Breast cancer is that silent thing — until it’s not.
October is Breast Cancer Awareness Month, held each year to promote screening mammograms and prevention of breast cancer, which affects one in eight women in the United States annually and 2.3 million women worldwide. The annual campaign seeks to increase awareness, educate people, and raise funds for breast cancer research.
According to the Centers for Disease Control and Prevention, breast cancer is the second-leading cause of cancer death among women overall, and it is the leading cause of cancer death among Hispanic women. Men can get it, too. In the United States, about 240,000 women and 2,100 men are diagnosed each year. About 42,000 women and 500 men in our country die each year from breast cancer, and Black women have a higher rate of death from breast cancer than all other women.
Cancer is an unbiased disease — it doesn’t care how old you are, what risk factors you have or don’t have, how wealthy you are, or where you live. Everyone is a target. Fortunately, in the case of breast cancer, there are steps you can take to increase your chances of early detection.
Early detection saves lives, and regular mammograms are one of the best ways to catch breast cancer in its earliest stages. A mammogram is an X-ray picture of the breast that doctors use to look for early signs of cancer. Regular mammograms can identify breast cancer sometimes up to three years before it can be felt.
There’s some confusion about what age to begin getting regular screening mammograms and how often. The evidence is clear from the radiology literature that the maximum benefit comes if women start screening mammograms at the age of 40 and have one every year. The goal is to find cancers as early as possible — at either Stage Zero or Stage 1. Early diagnosis has high cure rates, and breast cancer, if caught early, is very treatable. Later stage cancer treatment is more challenging, may take longer, typically includes chemotherapy before and/or after surgery, and carries a worse long-term prognosis.
The Community Memorial Breast Center was the first medical facility in Ventura and Santa Barbara counties to be designated as a Breast Imaging Center of Excellence by the American College of Radiology. The center is offering low-cost mammograms throughout the month of October to encourage uninsured and under-insured women to come in for a screening.

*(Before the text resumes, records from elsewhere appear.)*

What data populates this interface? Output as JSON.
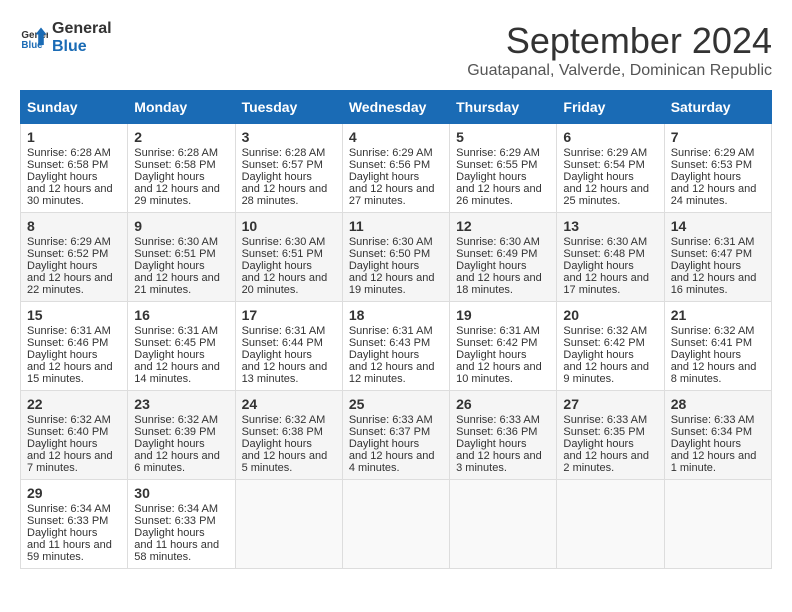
{
  "logo": {
    "line1": "General",
    "line2": "Blue"
  },
  "title": "September 2024",
  "subtitle": "Guatapanal, Valverde, Dominican Republic",
  "weekdays": [
    "Sunday",
    "Monday",
    "Tuesday",
    "Wednesday",
    "Thursday",
    "Friday",
    "Saturday"
  ],
  "weeks": [
    [
      {
        "day": "1",
        "sunrise": "6:28 AM",
        "sunset": "6:58 PM",
        "daylight": "12 hours and 30 minutes."
      },
      {
        "day": "2",
        "sunrise": "6:28 AM",
        "sunset": "6:58 PM",
        "daylight": "12 hours and 29 minutes."
      },
      {
        "day": "3",
        "sunrise": "6:28 AM",
        "sunset": "6:57 PM",
        "daylight": "12 hours and 28 minutes."
      },
      {
        "day": "4",
        "sunrise": "6:29 AM",
        "sunset": "6:56 PM",
        "daylight": "12 hours and 27 minutes."
      },
      {
        "day": "5",
        "sunrise": "6:29 AM",
        "sunset": "6:55 PM",
        "daylight": "12 hours and 26 minutes."
      },
      {
        "day": "6",
        "sunrise": "6:29 AM",
        "sunset": "6:54 PM",
        "daylight": "12 hours and 25 minutes."
      },
      {
        "day": "7",
        "sunrise": "6:29 AM",
        "sunset": "6:53 PM",
        "daylight": "12 hours and 24 minutes."
      }
    ],
    [
      {
        "day": "8",
        "sunrise": "6:29 AM",
        "sunset": "6:52 PM",
        "daylight": "12 hours and 22 minutes."
      },
      {
        "day": "9",
        "sunrise": "6:30 AM",
        "sunset": "6:51 PM",
        "daylight": "12 hours and 21 minutes."
      },
      {
        "day": "10",
        "sunrise": "6:30 AM",
        "sunset": "6:51 PM",
        "daylight": "12 hours and 20 minutes."
      },
      {
        "day": "11",
        "sunrise": "6:30 AM",
        "sunset": "6:50 PM",
        "daylight": "12 hours and 19 minutes."
      },
      {
        "day": "12",
        "sunrise": "6:30 AM",
        "sunset": "6:49 PM",
        "daylight": "12 hours and 18 minutes."
      },
      {
        "day": "13",
        "sunrise": "6:30 AM",
        "sunset": "6:48 PM",
        "daylight": "12 hours and 17 minutes."
      },
      {
        "day": "14",
        "sunrise": "6:31 AM",
        "sunset": "6:47 PM",
        "daylight": "12 hours and 16 minutes."
      }
    ],
    [
      {
        "day": "15",
        "sunrise": "6:31 AM",
        "sunset": "6:46 PM",
        "daylight": "12 hours and 15 minutes."
      },
      {
        "day": "16",
        "sunrise": "6:31 AM",
        "sunset": "6:45 PM",
        "daylight": "12 hours and 14 minutes."
      },
      {
        "day": "17",
        "sunrise": "6:31 AM",
        "sunset": "6:44 PM",
        "daylight": "12 hours and 13 minutes."
      },
      {
        "day": "18",
        "sunrise": "6:31 AM",
        "sunset": "6:43 PM",
        "daylight": "12 hours and 12 minutes."
      },
      {
        "day": "19",
        "sunrise": "6:31 AM",
        "sunset": "6:42 PM",
        "daylight": "12 hours and 10 minutes."
      },
      {
        "day": "20",
        "sunrise": "6:32 AM",
        "sunset": "6:42 PM",
        "daylight": "12 hours and 9 minutes."
      },
      {
        "day": "21",
        "sunrise": "6:32 AM",
        "sunset": "6:41 PM",
        "daylight": "12 hours and 8 minutes."
      }
    ],
    [
      {
        "day": "22",
        "sunrise": "6:32 AM",
        "sunset": "6:40 PM",
        "daylight": "12 hours and 7 minutes."
      },
      {
        "day": "23",
        "sunrise": "6:32 AM",
        "sunset": "6:39 PM",
        "daylight": "12 hours and 6 minutes."
      },
      {
        "day": "24",
        "sunrise": "6:32 AM",
        "sunset": "6:38 PM",
        "daylight": "12 hours and 5 minutes."
      },
      {
        "day": "25",
        "sunrise": "6:33 AM",
        "sunset": "6:37 PM",
        "daylight": "12 hours and 4 minutes."
      },
      {
        "day": "26",
        "sunrise": "6:33 AM",
        "sunset": "6:36 PM",
        "daylight": "12 hours and 3 minutes."
      },
      {
        "day": "27",
        "sunrise": "6:33 AM",
        "sunset": "6:35 PM",
        "daylight": "12 hours and 2 minutes."
      },
      {
        "day": "28",
        "sunrise": "6:33 AM",
        "sunset": "6:34 PM",
        "daylight": "12 hours and 1 minute."
      }
    ],
    [
      {
        "day": "29",
        "sunrise": "6:34 AM",
        "sunset": "6:33 PM",
        "daylight": "11 hours and 59 minutes."
      },
      {
        "day": "30",
        "sunrise": "6:34 AM",
        "sunset": "6:33 PM",
        "daylight": "11 hours and 58 minutes."
      },
      {
        "day": "",
        "sunrise": "",
        "sunset": "",
        "daylight": ""
      },
      {
        "day": "",
        "sunrise": "",
        "sunset": "",
        "daylight": ""
      },
      {
        "day": "",
        "sunrise": "",
        "sunset": "",
        "daylight": ""
      },
      {
        "day": "",
        "sunrise": "",
        "sunset": "",
        "daylight": ""
      },
      {
        "day": "",
        "sunrise": "",
        "sunset": "",
        "daylight": ""
      }
    ]
  ],
  "labels": {
    "sunrise": "Sunrise:",
    "sunset": "Sunset:",
    "daylight": "Daylight hours"
  }
}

Talk to your doctor about your risk for breast cancer and how you can screen for it as a preventative measure. It’s never too late to start the habit of getting an annual mammogram. If you haven’t had your annual mammogram this year, or if you got out of the habit during the pandemic, get back into the habit and make an appointment today.
Irene Dansby, MD, is the Medical Director of the Community Memorial Breast Center.